Lynx Lake, located just east of Prescott, is a serene 55-acre lake with several hiking trails.    Trail 311, Lynx Recreation,  is a level 2.3 mile walk through stands of ponderosa pine around the lake.  Golden Columbine were prolific around the southshore area.  We saw ducks, geese, and black-chinned hummingbirds.  There was a sign that indicated that there was an osprey nest, one of the most southernmost in North America.  After our hike, we stopped at the Lynx Lake Cafe where we discovered wonderful food with several German options.  Hummingbird feeders sit just outside each of the window seats.  We had six black-chinned hummingbirds feeding at one time.  The male has a black head.  The females were often territorial as if there wasn’t enough sugar water to go around.  A great outing!

Watson Lake Saturday, Jun 13 2009 

Watson Lake

Watson Lake

After dropping off cardboard and other recyclables at the Transfer Station about four miles from downtown Prescott, we walked on the Lower Granite Creek Trail. This level walk parallels a major highway but we were rewarded with wildflowers in bloom such as prickly poppies and a red-colored thistle. Our destination was Watson Lake which is surrounded by giant granite boulders. Perhaps on a future outing we will try renting a kayak to enjoy the views from the water.

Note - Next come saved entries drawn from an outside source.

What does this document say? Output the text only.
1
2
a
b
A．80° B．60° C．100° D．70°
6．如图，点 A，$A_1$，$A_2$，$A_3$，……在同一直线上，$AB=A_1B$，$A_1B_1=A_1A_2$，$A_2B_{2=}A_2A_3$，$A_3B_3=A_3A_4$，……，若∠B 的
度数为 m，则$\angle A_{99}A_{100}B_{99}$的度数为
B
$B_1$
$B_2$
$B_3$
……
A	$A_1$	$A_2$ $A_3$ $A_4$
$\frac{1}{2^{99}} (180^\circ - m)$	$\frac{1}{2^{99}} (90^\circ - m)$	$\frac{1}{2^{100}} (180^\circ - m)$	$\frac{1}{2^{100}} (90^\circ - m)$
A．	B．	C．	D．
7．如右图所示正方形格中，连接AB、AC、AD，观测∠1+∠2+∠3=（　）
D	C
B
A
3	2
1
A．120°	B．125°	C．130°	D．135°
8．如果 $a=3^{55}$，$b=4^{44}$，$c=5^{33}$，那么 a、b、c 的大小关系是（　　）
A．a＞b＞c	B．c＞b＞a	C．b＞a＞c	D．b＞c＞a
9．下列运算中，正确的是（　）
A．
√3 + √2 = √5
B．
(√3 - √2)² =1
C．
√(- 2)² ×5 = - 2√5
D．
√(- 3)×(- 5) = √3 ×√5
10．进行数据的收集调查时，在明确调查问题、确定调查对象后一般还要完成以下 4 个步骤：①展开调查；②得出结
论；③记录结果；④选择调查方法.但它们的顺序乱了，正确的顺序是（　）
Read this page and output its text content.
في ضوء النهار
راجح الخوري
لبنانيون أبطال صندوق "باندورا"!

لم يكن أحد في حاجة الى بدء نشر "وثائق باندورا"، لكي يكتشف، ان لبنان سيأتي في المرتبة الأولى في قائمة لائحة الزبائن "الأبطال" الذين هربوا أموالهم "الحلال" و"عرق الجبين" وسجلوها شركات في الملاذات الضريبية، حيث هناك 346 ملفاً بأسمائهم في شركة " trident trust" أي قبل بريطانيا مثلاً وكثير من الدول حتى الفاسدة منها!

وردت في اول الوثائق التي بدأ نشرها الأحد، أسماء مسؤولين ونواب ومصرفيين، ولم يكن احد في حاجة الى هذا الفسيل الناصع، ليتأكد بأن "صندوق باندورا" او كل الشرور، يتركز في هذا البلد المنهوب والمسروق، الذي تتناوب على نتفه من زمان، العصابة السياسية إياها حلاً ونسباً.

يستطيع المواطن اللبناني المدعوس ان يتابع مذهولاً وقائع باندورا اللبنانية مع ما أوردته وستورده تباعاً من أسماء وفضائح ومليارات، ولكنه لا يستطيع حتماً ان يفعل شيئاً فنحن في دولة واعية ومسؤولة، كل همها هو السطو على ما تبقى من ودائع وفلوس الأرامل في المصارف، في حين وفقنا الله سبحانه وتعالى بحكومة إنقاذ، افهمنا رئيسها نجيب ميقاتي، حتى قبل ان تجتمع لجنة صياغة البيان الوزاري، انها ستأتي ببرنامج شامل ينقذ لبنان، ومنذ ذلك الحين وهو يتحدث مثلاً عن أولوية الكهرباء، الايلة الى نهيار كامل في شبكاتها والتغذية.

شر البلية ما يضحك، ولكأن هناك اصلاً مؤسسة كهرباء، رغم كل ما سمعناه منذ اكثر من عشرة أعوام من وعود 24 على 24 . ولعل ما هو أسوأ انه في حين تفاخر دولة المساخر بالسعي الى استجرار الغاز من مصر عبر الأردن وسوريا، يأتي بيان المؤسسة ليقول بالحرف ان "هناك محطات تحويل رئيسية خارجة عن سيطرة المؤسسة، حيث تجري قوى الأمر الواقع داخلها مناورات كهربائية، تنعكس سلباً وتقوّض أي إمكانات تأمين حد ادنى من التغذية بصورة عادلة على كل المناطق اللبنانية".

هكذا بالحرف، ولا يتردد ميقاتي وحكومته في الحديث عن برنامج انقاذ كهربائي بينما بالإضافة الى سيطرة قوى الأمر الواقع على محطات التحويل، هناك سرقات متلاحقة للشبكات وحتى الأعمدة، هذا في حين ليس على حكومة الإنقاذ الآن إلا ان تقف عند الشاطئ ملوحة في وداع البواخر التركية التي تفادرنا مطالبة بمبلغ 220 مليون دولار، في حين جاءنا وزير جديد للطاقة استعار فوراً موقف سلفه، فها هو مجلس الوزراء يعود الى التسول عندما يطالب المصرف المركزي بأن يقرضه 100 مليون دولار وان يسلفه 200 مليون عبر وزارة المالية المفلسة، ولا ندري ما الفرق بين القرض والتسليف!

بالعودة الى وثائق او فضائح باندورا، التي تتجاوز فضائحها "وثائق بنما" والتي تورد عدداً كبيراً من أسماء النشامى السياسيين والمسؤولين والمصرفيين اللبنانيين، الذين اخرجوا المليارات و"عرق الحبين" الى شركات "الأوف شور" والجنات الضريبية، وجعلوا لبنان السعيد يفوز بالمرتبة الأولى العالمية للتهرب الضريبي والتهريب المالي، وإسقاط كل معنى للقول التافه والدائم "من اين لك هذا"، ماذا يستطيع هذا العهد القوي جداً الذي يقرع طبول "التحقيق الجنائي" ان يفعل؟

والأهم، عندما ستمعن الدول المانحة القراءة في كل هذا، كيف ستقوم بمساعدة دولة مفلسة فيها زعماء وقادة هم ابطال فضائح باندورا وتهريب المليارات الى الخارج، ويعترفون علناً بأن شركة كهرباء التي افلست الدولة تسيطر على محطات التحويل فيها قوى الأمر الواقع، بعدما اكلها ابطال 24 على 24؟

Javelina sighting Wednesday, Jun 10 2009 

While hiking Trail 326 (Thumb Butte Connector) in the Thumb Butte area today, I saw my first javelina.  It was getting ready to cross the trail when it spotted me, quickly reversed direction and sped away.  It was more than three feet long and looked ferocious.  A little farther up the trail two acorn woodpeckers were feeding on ponderosa pines.  Today’s hike explored Trail 323 (Butte Connection) to Trail 321 (Butte Creek) out of the Prescott National Forest to Strickland Park on Prescott’s Mile-High trail system.  This trail segment goes through private property and parallels the Hassayampa golf course.  I literally circled Thumb Butte.

Thumb Butte

Thumb Butte

On Wednesdays Thumb Butte parking is free.  Last week I did a loop on Trail 316 (Pine Lakes) to Trail 318 (West) and returned via part of Trail 322 (Circle Connection).  The week before that I did the popular Trail 33 (Thumb Butte) and saw several peregrine falcons gliding around Thumb Butte.  It is great to have all these trails a little more than two miles from the Prescott house.